Purpose: When injured, the adult newt possesses the remarkable capability to regenerate tissues and organs with return of function and physiology. One example is the newt eye, in which regeneration can restore normal vision if the retina or lens has been removed. We wanted to examine how the retinotectal projections regenerate after removal of the brain's optic tectum and establish this animal as a model for retinal projection as well as a central nervous system regeneration model.
Methods: A major portion of the left optic tectum was removed in several adult newts, and the animals were monitored postoperatively for eight months to observe regeneration and innervation. Cell proliferation was examined by histological methods and by BrdU incorporation.
Results: We observed that adult newts have the capability to the excised optic tectum. As indicated by horseradish peroxidase staining, 80% of the retinotectal projection area was regenerated eight months after the operation, even though the wound closed much earlier.

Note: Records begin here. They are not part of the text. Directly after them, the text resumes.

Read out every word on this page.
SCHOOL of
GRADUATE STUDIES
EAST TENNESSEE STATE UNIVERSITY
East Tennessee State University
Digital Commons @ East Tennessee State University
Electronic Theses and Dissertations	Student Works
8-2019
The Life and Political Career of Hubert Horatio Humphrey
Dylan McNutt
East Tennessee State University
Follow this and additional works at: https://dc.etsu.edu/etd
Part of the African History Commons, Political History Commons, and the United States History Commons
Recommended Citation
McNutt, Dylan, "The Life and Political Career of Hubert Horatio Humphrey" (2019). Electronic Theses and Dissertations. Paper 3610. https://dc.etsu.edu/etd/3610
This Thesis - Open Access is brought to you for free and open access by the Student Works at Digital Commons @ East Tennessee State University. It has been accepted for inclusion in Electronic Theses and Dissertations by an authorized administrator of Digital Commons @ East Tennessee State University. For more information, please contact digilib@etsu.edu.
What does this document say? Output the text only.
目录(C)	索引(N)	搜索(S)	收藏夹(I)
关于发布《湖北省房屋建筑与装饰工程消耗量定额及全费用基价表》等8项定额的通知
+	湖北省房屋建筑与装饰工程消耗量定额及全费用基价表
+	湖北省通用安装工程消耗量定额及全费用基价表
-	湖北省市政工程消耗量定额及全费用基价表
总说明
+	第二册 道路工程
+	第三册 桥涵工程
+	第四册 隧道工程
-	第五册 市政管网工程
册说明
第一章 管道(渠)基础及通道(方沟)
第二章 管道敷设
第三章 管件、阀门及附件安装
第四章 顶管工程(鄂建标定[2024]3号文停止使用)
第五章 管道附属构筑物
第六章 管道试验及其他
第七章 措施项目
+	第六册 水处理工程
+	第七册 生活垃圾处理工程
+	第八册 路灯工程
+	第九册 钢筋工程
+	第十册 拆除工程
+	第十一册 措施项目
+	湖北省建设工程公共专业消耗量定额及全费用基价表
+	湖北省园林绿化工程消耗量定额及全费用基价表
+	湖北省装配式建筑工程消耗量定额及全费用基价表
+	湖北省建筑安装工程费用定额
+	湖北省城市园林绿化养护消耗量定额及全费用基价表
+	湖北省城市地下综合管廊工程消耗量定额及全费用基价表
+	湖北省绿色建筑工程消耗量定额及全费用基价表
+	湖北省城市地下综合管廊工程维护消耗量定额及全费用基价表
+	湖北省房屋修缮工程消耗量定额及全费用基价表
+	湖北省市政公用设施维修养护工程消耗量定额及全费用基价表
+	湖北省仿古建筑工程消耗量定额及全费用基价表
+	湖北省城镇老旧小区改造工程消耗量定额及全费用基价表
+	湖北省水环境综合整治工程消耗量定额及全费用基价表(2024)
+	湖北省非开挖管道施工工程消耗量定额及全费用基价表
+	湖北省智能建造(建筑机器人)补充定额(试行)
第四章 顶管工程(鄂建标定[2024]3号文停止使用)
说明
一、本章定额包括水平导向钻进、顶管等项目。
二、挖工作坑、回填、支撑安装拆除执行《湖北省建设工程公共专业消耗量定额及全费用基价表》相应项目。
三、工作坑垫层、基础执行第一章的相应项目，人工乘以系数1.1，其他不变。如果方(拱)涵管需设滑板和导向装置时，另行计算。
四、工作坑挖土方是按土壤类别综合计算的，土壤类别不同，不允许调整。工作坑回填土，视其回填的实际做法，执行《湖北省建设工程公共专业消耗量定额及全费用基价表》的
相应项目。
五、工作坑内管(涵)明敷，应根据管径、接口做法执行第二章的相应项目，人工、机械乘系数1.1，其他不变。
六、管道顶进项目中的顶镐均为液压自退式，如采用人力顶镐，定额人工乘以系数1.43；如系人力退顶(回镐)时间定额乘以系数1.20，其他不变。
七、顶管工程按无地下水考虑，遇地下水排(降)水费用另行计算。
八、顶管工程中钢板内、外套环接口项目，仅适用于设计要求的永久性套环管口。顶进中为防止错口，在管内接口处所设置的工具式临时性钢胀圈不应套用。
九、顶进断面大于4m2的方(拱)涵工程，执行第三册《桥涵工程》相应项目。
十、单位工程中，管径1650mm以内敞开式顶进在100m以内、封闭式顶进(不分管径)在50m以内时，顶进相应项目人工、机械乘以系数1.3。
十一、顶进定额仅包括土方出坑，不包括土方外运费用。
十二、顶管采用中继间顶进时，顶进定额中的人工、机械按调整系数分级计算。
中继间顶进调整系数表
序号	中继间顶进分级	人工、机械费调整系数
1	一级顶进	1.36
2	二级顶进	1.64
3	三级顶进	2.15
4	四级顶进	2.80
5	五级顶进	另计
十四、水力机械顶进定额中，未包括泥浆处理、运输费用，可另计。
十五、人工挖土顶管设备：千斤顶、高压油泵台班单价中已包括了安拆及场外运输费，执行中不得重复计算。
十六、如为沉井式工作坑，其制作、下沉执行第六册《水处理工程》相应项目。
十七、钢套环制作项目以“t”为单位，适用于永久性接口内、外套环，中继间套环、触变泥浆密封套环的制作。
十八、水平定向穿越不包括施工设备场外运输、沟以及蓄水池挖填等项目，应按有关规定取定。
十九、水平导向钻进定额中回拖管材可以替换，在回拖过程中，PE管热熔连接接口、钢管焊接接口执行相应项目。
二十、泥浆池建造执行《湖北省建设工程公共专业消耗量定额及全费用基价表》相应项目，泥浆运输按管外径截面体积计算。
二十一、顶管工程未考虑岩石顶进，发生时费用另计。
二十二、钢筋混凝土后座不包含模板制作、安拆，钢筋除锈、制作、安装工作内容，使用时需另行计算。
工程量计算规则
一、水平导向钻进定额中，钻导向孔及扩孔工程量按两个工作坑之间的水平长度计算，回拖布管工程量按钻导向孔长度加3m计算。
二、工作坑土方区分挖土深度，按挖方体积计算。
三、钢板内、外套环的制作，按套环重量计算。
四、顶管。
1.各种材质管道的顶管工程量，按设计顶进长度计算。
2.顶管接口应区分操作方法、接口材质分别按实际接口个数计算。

Our study provides the first quantitation of regeneration of the retinotectal projections. The ependymal cells that line the ventricle were the most likely source of the regenerated tectum. After removal, cell proliferation was detected only in the ependymal cells layer. Double staining of proliferating cells and neurons was limited, indicating that direct transition of ependymal cells is a possibility.
Conclusions: The retinotectal projections after removal of the adult newt optic tectum can be readily re-established. Thus, this model can become indispensable for the study of vision restoration and neurogenesis.